Home


I remember running up and down the driveway, pacing around the house before and after dinner, anticipating bedtime, knowing that the only thing I could do to relax was to get a little out of breath.

I don’t remember a time when I didn’t know we were moving. It was years and years before we actually did (a house built in the mid-18th century doesn’t exactly fly off the market). The kitchen didn’t have modern appliances, bats made homes in all three of the chimneys (and then slowly made their way into the house), every hurricane season, the unfinished basement flooded up to my knees.

I remember my queen-sized four-poster, my first “big girl” bed post-cribdom. I had to scale the dark wooden posts in order to reach the mattress.

I remember having to make my bed perfectly and organize my stuffed animal kingdom every day before school, in case someone came to look at my home.

I remember waking up on sweaty summer nights to whooshing above me. I’d open my eyes to see a black shadow whizzing in circles over my head.

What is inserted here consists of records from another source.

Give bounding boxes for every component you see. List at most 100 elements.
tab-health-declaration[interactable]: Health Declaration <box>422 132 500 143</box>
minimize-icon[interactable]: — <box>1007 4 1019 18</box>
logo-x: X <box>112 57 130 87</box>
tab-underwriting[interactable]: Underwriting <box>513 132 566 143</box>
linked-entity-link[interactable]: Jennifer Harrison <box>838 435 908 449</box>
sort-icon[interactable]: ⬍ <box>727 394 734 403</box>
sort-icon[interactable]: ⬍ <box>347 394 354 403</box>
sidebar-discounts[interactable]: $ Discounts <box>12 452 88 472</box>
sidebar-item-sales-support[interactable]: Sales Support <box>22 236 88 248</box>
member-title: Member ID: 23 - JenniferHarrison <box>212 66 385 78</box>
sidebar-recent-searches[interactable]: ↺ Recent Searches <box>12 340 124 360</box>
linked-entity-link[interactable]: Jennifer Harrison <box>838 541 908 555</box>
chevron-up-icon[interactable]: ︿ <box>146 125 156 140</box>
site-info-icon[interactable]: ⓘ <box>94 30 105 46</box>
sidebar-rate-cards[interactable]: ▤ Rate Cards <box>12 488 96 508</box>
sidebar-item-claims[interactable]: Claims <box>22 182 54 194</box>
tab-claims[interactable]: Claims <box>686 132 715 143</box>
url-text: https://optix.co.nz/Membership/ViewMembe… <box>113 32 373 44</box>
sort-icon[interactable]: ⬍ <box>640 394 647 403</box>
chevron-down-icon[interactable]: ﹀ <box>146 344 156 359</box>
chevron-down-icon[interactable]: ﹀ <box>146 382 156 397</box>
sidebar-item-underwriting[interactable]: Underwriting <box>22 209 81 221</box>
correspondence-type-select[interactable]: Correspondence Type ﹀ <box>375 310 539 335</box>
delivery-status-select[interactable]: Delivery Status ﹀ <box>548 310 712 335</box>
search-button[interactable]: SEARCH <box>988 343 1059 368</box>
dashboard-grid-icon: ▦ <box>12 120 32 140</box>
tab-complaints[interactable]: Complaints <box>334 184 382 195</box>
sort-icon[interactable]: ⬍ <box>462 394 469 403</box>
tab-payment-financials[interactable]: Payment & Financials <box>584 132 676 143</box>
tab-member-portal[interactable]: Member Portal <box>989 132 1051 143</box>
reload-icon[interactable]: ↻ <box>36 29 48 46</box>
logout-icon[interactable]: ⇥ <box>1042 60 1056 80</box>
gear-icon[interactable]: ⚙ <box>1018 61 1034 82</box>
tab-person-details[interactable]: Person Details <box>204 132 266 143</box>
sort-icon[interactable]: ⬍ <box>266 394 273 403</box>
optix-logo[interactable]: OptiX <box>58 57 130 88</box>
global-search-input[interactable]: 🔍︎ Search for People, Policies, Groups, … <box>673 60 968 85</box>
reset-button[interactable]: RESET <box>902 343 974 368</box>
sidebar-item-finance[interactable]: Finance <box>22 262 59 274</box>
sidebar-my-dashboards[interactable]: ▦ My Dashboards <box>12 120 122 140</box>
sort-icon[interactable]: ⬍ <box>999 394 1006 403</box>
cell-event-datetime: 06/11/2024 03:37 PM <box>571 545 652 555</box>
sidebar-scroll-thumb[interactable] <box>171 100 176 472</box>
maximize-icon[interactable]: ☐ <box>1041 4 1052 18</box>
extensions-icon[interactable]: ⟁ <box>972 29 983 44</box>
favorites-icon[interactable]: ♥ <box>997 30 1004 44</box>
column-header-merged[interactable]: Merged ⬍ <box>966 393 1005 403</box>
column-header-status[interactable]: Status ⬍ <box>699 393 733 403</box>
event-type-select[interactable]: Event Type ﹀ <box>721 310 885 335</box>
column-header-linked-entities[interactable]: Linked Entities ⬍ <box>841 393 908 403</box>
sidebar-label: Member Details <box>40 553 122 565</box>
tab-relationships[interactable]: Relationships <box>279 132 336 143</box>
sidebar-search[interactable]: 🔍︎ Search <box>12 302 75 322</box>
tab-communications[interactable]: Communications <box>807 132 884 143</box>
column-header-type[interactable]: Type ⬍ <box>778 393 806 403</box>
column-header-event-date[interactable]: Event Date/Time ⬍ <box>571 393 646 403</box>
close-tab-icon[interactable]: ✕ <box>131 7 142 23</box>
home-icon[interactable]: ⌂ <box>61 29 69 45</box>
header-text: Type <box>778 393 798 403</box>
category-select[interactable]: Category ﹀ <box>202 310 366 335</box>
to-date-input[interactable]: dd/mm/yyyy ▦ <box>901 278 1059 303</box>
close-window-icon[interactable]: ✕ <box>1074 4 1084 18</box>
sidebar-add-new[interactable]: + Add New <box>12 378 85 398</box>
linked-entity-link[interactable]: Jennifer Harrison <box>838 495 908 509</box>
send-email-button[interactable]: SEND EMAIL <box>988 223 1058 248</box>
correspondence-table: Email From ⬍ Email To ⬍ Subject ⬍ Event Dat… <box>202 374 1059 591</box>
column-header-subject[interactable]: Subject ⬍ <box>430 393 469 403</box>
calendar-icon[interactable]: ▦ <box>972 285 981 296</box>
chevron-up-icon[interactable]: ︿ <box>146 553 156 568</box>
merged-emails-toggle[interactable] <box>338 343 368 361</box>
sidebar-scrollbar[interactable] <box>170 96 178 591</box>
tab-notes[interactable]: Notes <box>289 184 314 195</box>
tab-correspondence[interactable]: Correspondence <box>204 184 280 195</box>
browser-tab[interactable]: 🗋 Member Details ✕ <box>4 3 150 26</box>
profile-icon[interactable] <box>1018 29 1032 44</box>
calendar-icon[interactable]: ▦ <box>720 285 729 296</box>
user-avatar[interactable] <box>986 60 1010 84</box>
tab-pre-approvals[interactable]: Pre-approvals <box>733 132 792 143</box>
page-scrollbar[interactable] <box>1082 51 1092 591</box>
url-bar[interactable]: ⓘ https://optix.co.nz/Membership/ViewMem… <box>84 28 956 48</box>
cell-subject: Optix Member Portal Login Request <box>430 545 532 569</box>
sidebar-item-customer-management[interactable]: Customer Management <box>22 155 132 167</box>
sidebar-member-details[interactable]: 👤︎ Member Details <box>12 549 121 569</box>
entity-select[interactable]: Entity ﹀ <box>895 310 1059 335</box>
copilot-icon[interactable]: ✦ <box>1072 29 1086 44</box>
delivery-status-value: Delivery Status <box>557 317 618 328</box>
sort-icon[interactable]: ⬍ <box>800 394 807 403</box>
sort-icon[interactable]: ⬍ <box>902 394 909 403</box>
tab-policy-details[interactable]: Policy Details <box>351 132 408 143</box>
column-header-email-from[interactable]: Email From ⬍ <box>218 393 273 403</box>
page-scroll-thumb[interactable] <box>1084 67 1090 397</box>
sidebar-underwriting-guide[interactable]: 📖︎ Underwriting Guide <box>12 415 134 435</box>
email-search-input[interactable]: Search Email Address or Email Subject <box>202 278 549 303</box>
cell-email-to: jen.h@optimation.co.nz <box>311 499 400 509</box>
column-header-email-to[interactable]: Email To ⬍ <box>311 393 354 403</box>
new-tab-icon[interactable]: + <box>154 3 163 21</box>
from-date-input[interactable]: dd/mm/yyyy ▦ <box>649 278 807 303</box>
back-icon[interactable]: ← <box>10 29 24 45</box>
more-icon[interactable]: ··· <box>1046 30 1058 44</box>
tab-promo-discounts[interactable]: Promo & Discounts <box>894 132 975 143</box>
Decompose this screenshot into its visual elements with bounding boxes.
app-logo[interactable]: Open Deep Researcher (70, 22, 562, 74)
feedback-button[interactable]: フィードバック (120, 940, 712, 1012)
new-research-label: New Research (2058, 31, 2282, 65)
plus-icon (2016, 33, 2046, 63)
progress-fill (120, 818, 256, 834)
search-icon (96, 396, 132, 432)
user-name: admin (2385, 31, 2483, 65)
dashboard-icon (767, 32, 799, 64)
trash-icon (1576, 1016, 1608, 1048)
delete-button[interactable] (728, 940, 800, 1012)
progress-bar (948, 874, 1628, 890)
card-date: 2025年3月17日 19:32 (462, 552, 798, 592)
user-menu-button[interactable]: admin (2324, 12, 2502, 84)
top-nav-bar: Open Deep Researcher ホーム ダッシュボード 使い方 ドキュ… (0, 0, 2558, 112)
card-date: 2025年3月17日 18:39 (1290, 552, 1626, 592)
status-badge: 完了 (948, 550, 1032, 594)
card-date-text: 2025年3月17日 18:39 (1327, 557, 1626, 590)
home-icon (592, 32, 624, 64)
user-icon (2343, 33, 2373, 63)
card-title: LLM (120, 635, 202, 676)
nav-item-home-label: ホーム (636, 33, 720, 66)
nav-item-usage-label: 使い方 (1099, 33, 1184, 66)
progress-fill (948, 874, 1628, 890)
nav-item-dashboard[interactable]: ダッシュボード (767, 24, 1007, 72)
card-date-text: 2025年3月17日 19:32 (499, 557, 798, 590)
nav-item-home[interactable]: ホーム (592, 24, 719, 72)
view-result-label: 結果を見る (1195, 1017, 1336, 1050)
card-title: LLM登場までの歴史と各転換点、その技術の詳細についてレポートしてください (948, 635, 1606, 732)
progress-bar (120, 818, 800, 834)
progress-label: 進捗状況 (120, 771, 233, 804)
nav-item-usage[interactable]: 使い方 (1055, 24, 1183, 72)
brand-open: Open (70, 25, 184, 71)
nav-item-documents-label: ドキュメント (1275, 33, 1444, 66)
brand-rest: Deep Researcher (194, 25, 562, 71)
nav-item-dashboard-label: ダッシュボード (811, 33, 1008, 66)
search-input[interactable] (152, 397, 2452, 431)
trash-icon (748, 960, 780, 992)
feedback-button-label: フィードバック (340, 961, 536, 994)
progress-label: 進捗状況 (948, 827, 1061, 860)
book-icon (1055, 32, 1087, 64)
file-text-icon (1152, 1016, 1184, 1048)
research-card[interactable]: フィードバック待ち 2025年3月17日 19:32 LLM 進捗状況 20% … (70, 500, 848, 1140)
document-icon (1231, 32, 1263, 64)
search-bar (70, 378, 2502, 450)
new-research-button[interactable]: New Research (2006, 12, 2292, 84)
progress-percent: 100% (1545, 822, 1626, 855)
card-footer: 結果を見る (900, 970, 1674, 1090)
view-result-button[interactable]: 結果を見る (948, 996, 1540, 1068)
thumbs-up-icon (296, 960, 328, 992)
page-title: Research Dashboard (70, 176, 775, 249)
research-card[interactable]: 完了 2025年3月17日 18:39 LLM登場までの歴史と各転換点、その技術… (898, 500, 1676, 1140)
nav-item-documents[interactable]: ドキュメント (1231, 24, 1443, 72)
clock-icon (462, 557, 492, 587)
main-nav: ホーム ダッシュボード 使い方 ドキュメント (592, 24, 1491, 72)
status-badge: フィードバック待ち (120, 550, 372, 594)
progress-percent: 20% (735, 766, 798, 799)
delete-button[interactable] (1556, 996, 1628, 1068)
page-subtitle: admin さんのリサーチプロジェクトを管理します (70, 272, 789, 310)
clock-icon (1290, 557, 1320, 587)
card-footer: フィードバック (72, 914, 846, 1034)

I remember Dad would run around my home with a tennis racket. He always had an impressive forehand. The next day, he’d take the smashed body, enclosed in a brown paper bag, to be tested for Rabies.

I remember, lying on the floor of the “downstairs playroom,” I told Mom and Dad that I wasn’t moving. They tried to explain that home was wherever family was, but I told them I couldn’t leave, that I’d like to negotiate something with the new family.

I remember four buyers fell through before a woman was finally going to buy my home. Mom and Dad sent us to stay with our grandparents in Michigan so we would avoid the trauma.

I remember that the woman who bought my home was named Giovanna, and that on the day my parents moved, she threatened to withhold her signature from the contract unless they agreed to pay for and oversee the installment of a new, “state of the art septic system” in the backyard. My parents—their books, artwork, furniture, and toiletries already loaded into a moving truck—agreed.

I remember I had my first panic attack that August night, 500 miles away. Sleeping in the same room as my sister, a makeshift guest room in my grandparents’ glass house, I started to shake as my heart climbed to my throat.

I remember coming back and meeting the new house, a contemporary with an open-floor plan, perched half a mile from the road on the top of a wooded mountain.

I remember the nights that followed. As soon as I turned out the light and closed my eyes, I would imagine myself alone on a small sailboat in the middle of the ocean. I thought about my parents upstairs in their new room. I imagined them asleep. I was the only one awake in the house that wasn’t my home, and that made me feel like I was the only one alive.

I remember the way Dad returned to the house after work that autumn. He would talk about lawyers and Giovanna, project managers and contractors. He and Mom would fight about money and my home. In between sets of jumping jacks and high knees, I reminded them that I had told them so.

I remember the warm Saturday in October when Dad enlisted all of us to remove rocks from the old backyard in order to prepare the lot to be bulldozed. When we got to my home, I realized that it was already gone. She had painted it a harsh baby blue and ripped up all the grass in the backyard. The patio was empty except for a single freestanding lawn hammock. We got to work under the midday sun, digging up rocks and carrying them off the property one by one. Giovanna came out around 2pm. She was dressed in a silk wrap and wore a floppy sunhat. She looked at us from her slight vantage point, untied her robe, and then flung it over the railing. In nothing but a golden bikini and a large-brimmed hat, she strutted to her hammock.

I remember I was properly exhausted that night, and I slept well.